Let's call a list doubled if it is made of two consecutive blocks of elements that are exactly the same. For example, [a,b,c,a,b,c] is doubled (it's made up of [a,b,c] followed by [a,b,c]) and so is [foo,gubble,foo,gubble]. On the other hand, [foo,gubble,foo] is not doubled. Write a predicate doubled(List) which succeeds when List is a doubled list.
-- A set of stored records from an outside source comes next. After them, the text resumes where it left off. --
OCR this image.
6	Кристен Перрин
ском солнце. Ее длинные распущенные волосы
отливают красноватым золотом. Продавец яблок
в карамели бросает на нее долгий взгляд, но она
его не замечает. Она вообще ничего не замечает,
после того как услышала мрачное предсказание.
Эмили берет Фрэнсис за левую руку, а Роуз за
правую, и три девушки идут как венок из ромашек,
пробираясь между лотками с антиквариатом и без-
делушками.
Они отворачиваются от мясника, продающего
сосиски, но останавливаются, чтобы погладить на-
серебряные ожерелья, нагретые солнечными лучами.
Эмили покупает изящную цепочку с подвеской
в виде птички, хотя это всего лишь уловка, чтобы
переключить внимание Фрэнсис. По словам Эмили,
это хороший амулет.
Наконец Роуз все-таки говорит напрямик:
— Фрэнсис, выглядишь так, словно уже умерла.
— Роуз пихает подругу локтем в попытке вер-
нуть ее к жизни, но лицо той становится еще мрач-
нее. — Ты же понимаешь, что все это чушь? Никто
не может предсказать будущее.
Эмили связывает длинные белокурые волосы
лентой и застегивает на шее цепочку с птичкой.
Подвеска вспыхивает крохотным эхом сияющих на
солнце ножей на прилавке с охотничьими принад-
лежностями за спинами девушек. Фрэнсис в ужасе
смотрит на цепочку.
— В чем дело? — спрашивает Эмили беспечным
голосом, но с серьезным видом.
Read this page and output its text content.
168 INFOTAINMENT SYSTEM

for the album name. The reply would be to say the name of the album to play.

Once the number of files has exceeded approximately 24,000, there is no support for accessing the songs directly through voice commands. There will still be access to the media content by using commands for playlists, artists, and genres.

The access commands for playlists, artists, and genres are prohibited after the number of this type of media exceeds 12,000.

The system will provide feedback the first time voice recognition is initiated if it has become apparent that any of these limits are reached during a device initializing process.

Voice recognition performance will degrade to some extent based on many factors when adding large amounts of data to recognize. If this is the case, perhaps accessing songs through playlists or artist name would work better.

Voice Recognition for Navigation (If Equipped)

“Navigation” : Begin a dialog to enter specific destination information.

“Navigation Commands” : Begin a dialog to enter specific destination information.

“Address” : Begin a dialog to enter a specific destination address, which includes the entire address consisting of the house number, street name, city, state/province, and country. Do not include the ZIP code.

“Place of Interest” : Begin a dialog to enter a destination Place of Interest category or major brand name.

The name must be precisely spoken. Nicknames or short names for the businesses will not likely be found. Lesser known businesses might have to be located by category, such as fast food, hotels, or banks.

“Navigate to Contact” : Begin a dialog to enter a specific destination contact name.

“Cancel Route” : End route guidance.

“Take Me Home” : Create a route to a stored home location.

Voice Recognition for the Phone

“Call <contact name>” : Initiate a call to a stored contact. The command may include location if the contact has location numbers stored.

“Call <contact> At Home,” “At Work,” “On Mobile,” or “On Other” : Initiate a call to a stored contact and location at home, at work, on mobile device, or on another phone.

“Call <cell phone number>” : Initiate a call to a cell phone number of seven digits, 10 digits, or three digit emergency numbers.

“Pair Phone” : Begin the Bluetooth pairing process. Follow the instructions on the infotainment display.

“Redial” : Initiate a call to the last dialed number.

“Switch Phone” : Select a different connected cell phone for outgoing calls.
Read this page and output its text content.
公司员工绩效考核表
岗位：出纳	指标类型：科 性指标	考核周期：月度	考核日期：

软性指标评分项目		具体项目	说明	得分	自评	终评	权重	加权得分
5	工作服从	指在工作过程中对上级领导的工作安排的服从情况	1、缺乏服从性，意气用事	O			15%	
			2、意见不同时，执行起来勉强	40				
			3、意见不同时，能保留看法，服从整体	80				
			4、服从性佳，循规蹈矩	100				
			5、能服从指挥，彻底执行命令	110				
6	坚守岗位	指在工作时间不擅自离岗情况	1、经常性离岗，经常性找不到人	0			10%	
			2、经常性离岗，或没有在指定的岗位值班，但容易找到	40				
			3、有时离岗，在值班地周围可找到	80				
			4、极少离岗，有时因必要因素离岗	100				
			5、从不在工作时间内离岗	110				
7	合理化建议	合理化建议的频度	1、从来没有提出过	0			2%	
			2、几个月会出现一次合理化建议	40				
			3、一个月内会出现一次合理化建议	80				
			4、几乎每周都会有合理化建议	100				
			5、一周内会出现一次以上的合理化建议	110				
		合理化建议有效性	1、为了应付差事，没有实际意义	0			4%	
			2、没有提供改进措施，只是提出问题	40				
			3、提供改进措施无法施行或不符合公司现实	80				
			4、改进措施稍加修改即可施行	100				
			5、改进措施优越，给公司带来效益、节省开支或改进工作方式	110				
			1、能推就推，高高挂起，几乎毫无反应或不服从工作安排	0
doubled(List) :- append(X,X,List).

Exercise 6.2

A palindrome is a word or phrase that spells the same forwards and backwards. For example, ‘rotator’, ‘eve’, and ‘nurses run’ are all palindromes. Write a predicate palindrome(List), which checks whether List is a palindrome. For example, to the queries

?- palindrome([r,o,t,a,t,o,r]).

and

?- palindrome([n,u,r,s,e,s,r,u,n]).

Prolog should respond ‘yes’, but to the query

?- palindrome([n,o,t,h,i,s]).

Prolog should respond ‘no’.

palindrome(List) :- reverse(List,List).

Exercise 6.3

1.  Write a predicate second(X,List) which checks whether X is the second element of List.

second(X,[_,X|_]).

2.  Write a predicate swap12(List1,List2) which checks whether List1 is identical to List2, except that the first two elements are exchanged.

swap12([X,Y|T],[Y,X|T]).

3.  Write a predicate final(X,List) which checks whether X is the last element of List.
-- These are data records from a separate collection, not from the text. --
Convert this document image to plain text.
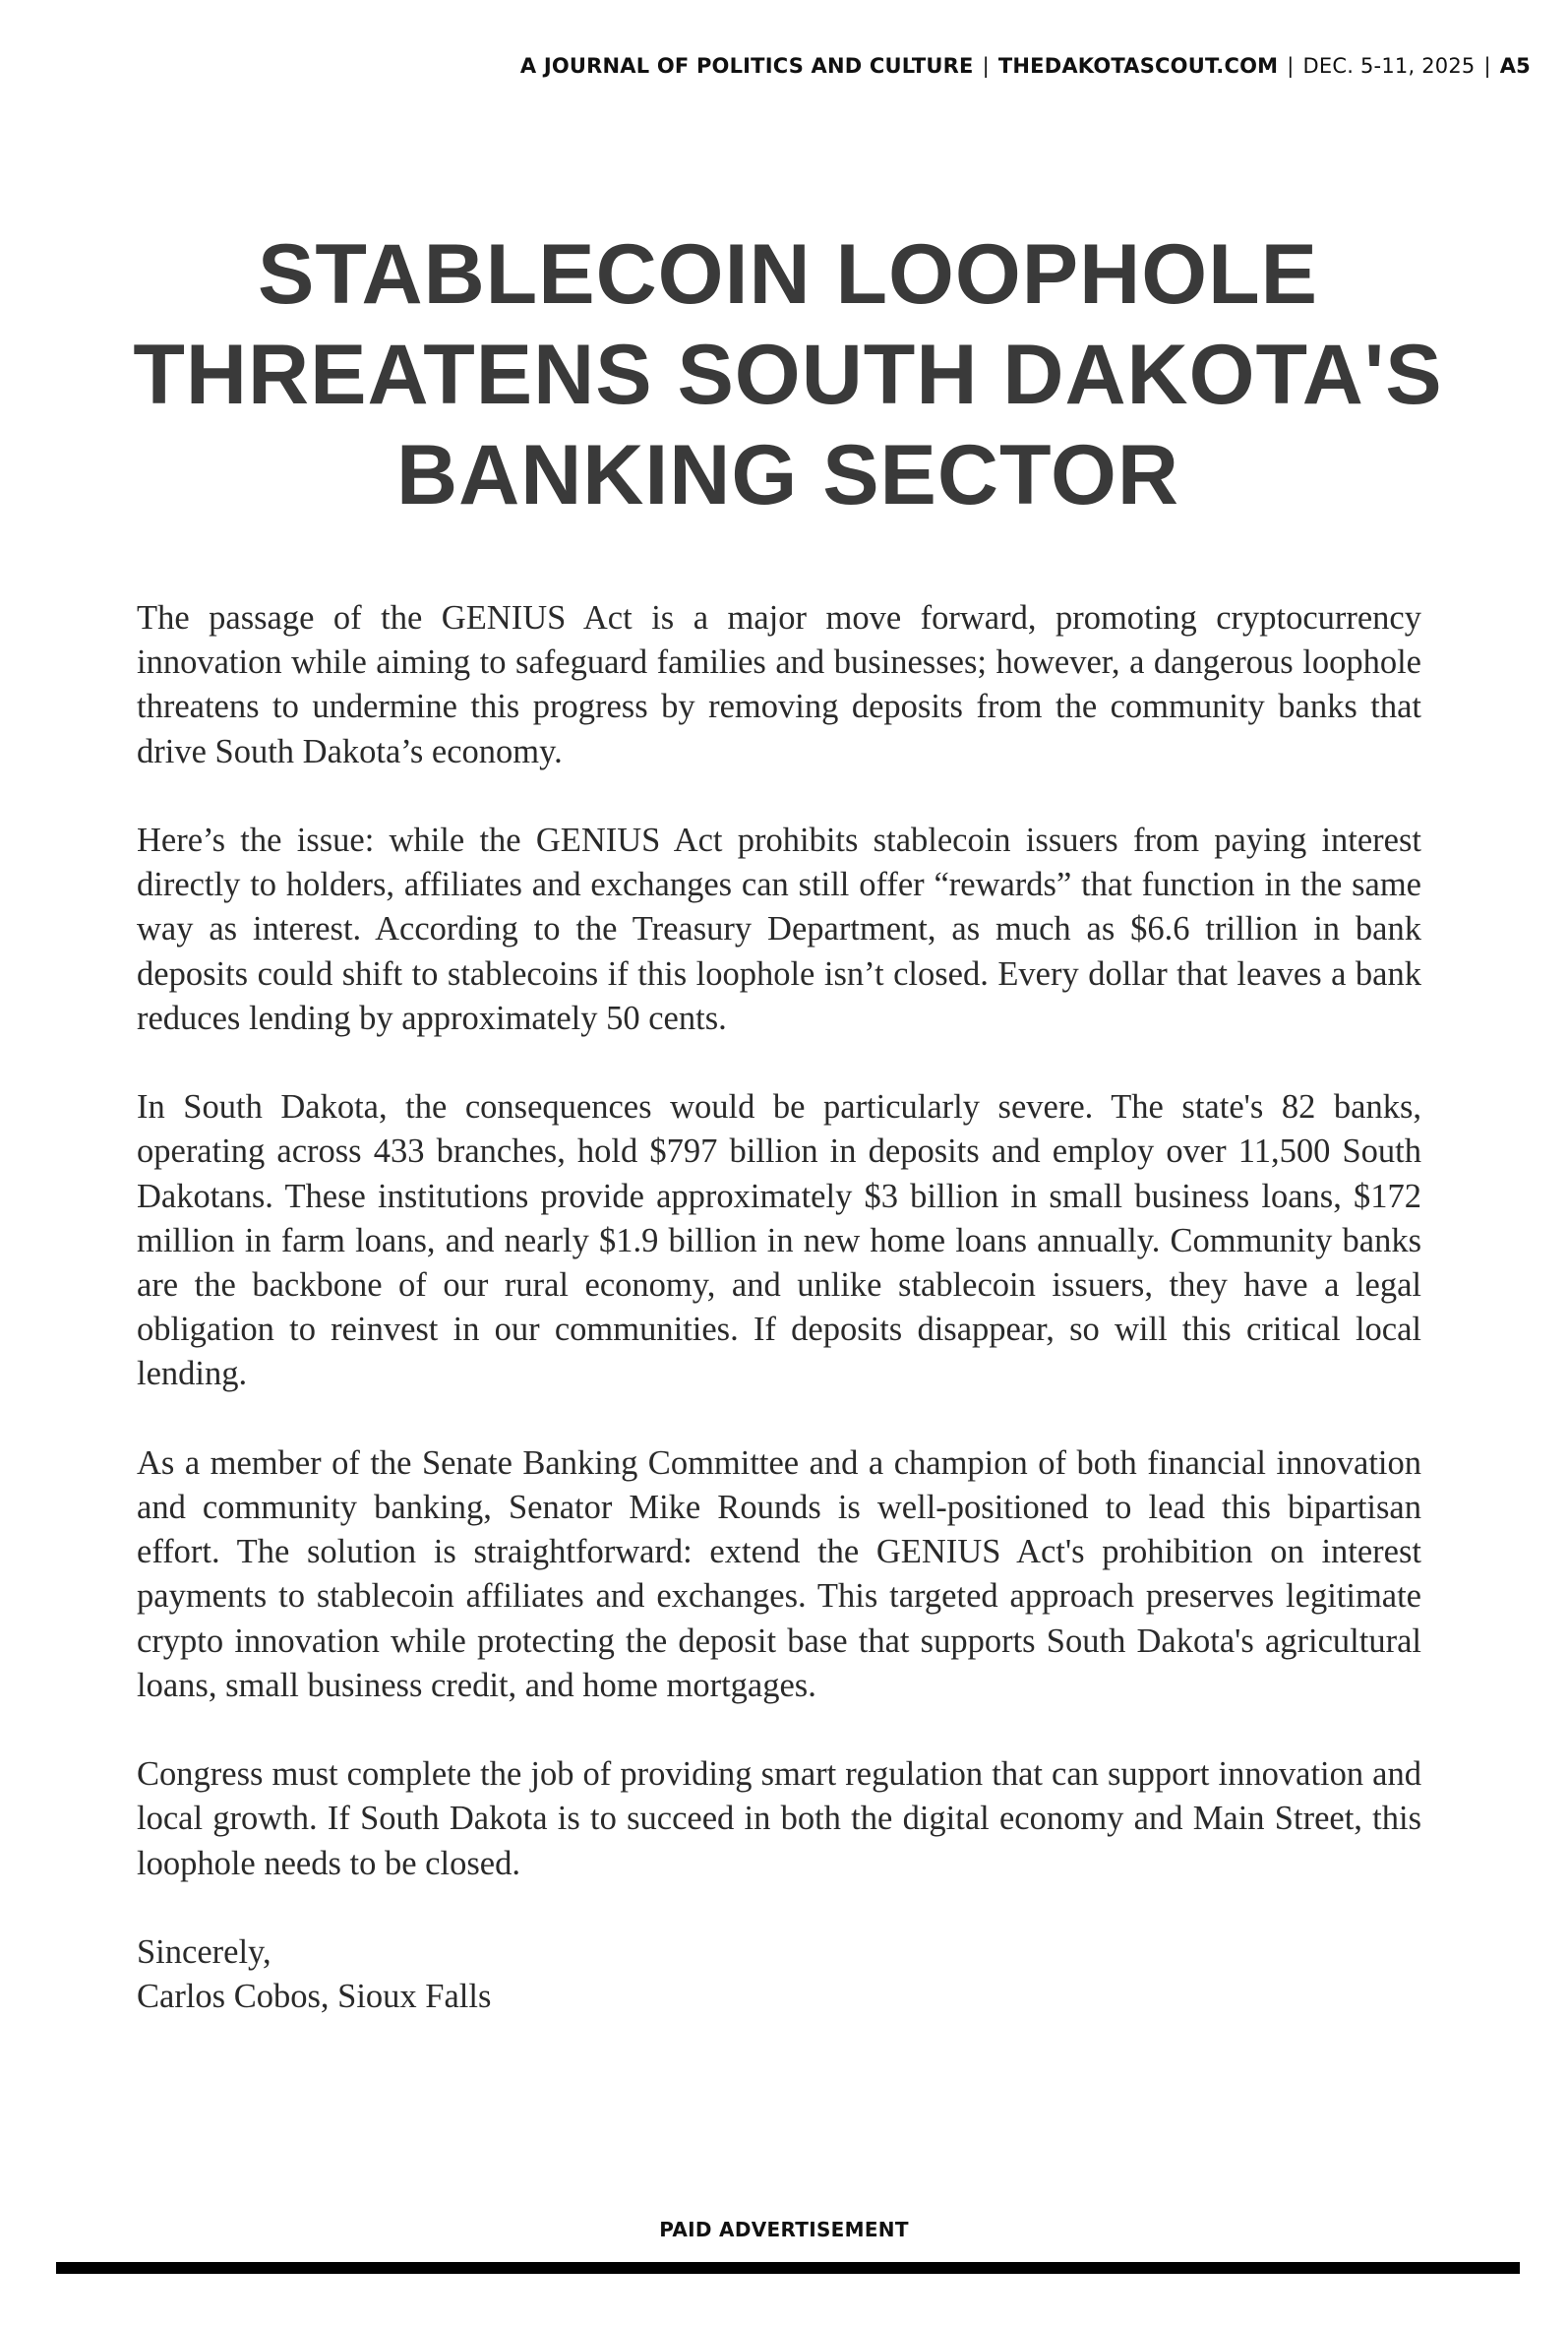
A JOURNAL OF POLITICS AND CULTURE | THEDAKOTASCOUT.COM | DEC. 5-11, 2025 | A5
STABLECOIN LOOPHOLE
THREATENS SOUTH DAKOTA'S
BANKING SECTOR

The passage of the GENIUS Act is a major move forward, promoting cryptocurrency innovation while aiming to safeguard families and businesses; however, a dangerous loophole threatens to undermine this progress by removing deposits from the community banks that drive South Dakota’s economy.

Here’s the issue: while the GENIUS Act prohibits stablecoin issuers from paying interest directly to holders, affiliates and exchanges can still offer “rewards” that function in the same way as interest. According to the Treasury Department, as much as $6.6 trillion in bank deposits could shift to stablecoins if this loophole isn’t closed. Every dollar that leaves a bank reduces lending by approximately 50 cents.

In South Dakota, the consequences would be particularly severe. The state's 82 banks, operating across 433 branches, hold $797 billion in deposits and employ over 11,500 South Dakotans. These institutions provide approximately $3 billion in small business loans, $172 million in farm loans, and nearly $1.9 billion in new home loans annually. Community banks are the backbone of our rural economy, and unlike stablecoin issuers, they have a legal obligation to reinvest in our communities. If deposits disappear, so will this critical local lending.

As a member of the Senate Banking Committee and a champion of both financial innovation and community banking, Senator Mike Rounds is well-positioned to lead this bipartisan effort. The solution is straightforward: extend the GENIUS Act's prohibition on interest payments to stablecoin affiliates and exchanges. This targeted approach preserves legitimate crypto innovation while protecting the deposit base that supports South Dakota's agricultural loans, small business credit, and home mortgages.

Congress must complete the job of providing smart regulation that can support innovation and local growth. If South Dakota is to succeed in both the digital economy and Main Street, this loophole needs to be closed.

Sincerely,
Carlos Cobos, Sioux Falls
PAID ADVERTISEMENT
final(X,List) :- reverse(List,[X|_]).

4.  Write a predicate toptail(InList,Outlist) which says ‘no’ if iInlist is a list containing fewer than 2 elements, and which deletes the first and the last elements of Inlist and returns the result as Outlist, when Inlist is a list containing at least 2 elements. For example:

toptail([a],T).

no

toptail([a,b],T).

T=[]

toptail([a,b,c],T).

T=[b]

Hint: here’s where append comes in useful.

toptail([_|Xs],Outlist) :- append(Outlist,[_],Xs).

5.  Write a predicate swapfl(List1,List2) which checks whether List1 is identical to List2, except that the first and last elements are exchanged. Hint: here's where append comes in useful again.

swapfl([X|Xs],List2) :-

append(T,[H],Xs),

append([H|T],[X],List2).

Exercise 6.4

And here is an exercise for those of you who, like me, like logic puzzles.

There is a street with three neighboring houses that all have a different color. They are red, blue, and green. People of different nationalities live in the different houses and they all have a different pet. Here are some more facts about them:

·  The Englishman lives in the red house.

·  The jaguar is the pet of the Spanish family.

·  The Japanese lives to the right of the snail keeper.

·  The snail keeper lives to the left of the blue house.

·  Who keeps the zebra?

Define a predicate zebra/1 that tells you the nationality of the owner of the zebra.

Hint: Think of a representation for the houses and the street. Code the four constraints in Prolog. member and sublist might be useful predicates.

neighbor(L,R,[L,R|_]).

neighbor(L,R,[_|Xs]) :- neighbor(L,R,Xs).

zebra(X) :-

Street = [H1,H2,H3],

member(house(red,englishman,_), Street),

member(house(_,spanish,jaguar), Street),

neighbor(house(_,_,snail), house(_,japanese,_), Street),

neighbor(house(_,_,snail), house(blue,_,_), Street),

member(house(_,X,zebra),Street).